Employer May Rebut Occupational Diseases Claim Causal Presumption

The "occupational causal presumption" given to firefighters under Section 301(e) of the Workers' Compensation Act, is not conclusive, according to Swigart v. WCAB (City of Williamsport). Although an expert must consider the causal links between occupational hazards and diseases such as lung disease, the Act does not preclude an expert from attributing the disease to non-occupational factors, such as pre-existing bronchitis and smoking.

Employer Has Subrogation Rights Against Co-Worker’s Uninsured Motorist Benefits

An employer is entitled to subrogation under Section 319 of the Workers' Compensation Act, from an employee's recovery of uninsured motorist benefits through the policy of a co-employee, i.e., when the insurance is purchased by someone other than the claimant. So ruled the Commonwealth Court in Davis v. WCAB (PA Social Services Union).
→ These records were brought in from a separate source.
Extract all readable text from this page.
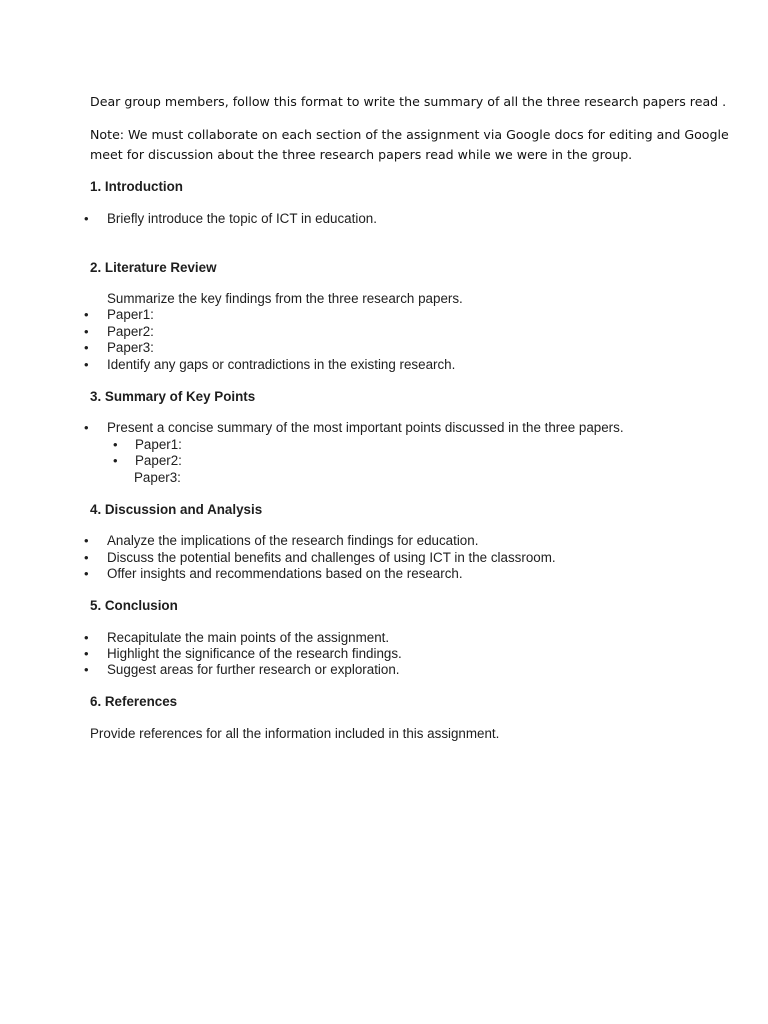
Dear group members, follow this format to write the summary of all the three research papers read .
Note: We must collaborate on each section of the assignment via Google docs for editing and Google
meet for discussion about the three research papers read while we were in the group.
1. Introduction
• Briefly introduce the topic of ICT in education.
2. Literature Review
Summarize the key findings from the three research papers.
• Paper1:
• Paper2:
• Paper3:
• Identify any gaps or contradictions in the existing research.
3. Summary of Key Points
• Present a concise summary of the most important points discussed in the three papers.
• Paper1:
• Paper2:
Paper3:
4. Discussion and Analysis
• Analyze the implications of the research findings for education.
• Discuss the potential benefits and challenges of using ICT in the classroom.
• Offer insights and recommendations based on the research.
5. Conclusion
• Recapitulate the main points of the assignment.
• Highlight the significance of the research findings.
• Suggest areas for further research or exploration.
6. References
Provide references for all the information included in this assignment.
Employer May Subrogate Against Future Benefits Under the MCARE Act

In Protz v. WCAB (Derry Area School District), the Commonwealth Court ruled that under the MCARE Act, an employer is precluded from subrogating against medical malpractice proceeds for medical expenses or earnings losses incurred before trial. An employer is entitled to subrogation against future/post-trial medical expenses and wage losses.